The Film: It’s hard to imagine that Daniel Day-Lewis was so completely unknown back in 1988.  There were certainly art film enthusiasts who knew who he was and after the double whammy in 1986 of A Room with a View and My Beautiful Laundrette, certainly film critics knew who he was.  But to believe that he could perfectly encapsulate Tomas in Milan Kundera’s amazing novel?  Who could have predicted that?

In fact, the major cast members: Day-Lewis, Juliette Binoche and Lena Olin, were all pretty much unknown at the time.  Yet, this film so perfectly introduced all three of them to the international film scene.  Here was Day-Lewis, the most talented film actor of his (and perhaps any) time.  He is believable, both as an accomplished surgeon, and as the hedonistic man who is the opposite of kitsch and so beholden to sex.  Then there is Binoche, so quietly beautiful, hurt by her lover, yet taken enough to follow him to Prague and to have him follow her away.  Then there is Lena Olin, a year before her Oscar nomination as sex personified, here in a preview performance as sex personified, so perfectly positioned on the floor in that bowler (the hat, so vital to the book, present even on the cover, is also so vital to the film).

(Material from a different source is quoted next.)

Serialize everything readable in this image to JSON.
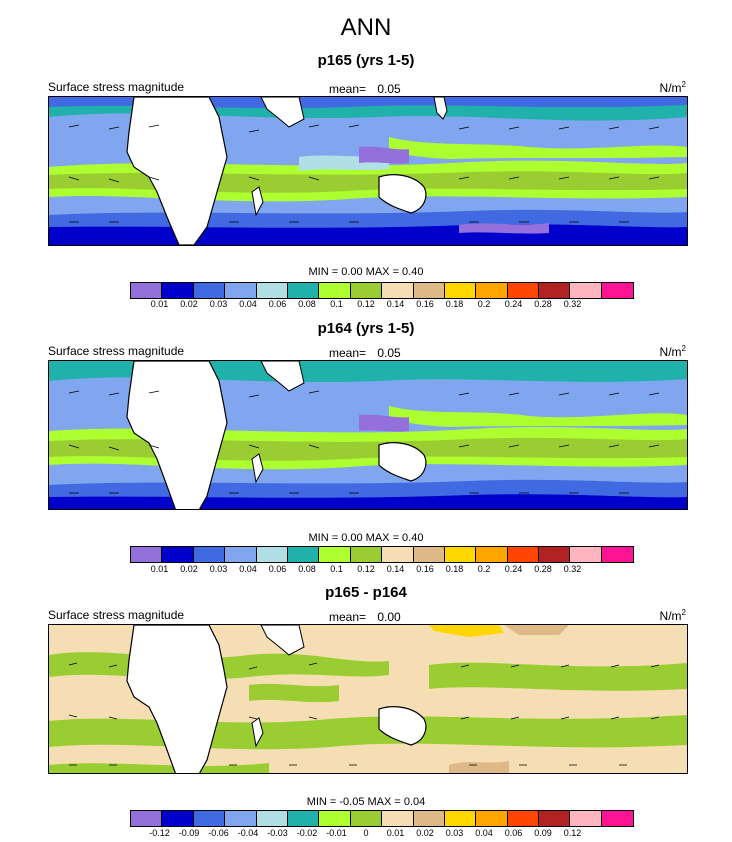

What is so impressive about this film is that it does something that is so rarely done in film.  It combines the erotic with the philosophical without sacrificing either one.  This is a serious film, one that has a serious philosophical view on life (which is actually expressed), with incredible cinematography, excellent direction and phenomonal acting from everyone involved.  Yet, it is a seriously erotic film as well.  There are amazing sex scenes between Day-Lewis and Olin and a photography session involving Binoche and Olin that would make anyone feel a bit steamy.  In its lax attention to the growing amount of violence but complete hang-ups about sex, this is the kind of film that has been lost in American film.  That it actually earned a Golden Globe nomination for Best Picture (Drama), yet managed to fall short at the Oscars to Working Girl is one of the few times that the Golden Globes has shown to have more depth and sophistication than Oscar voters.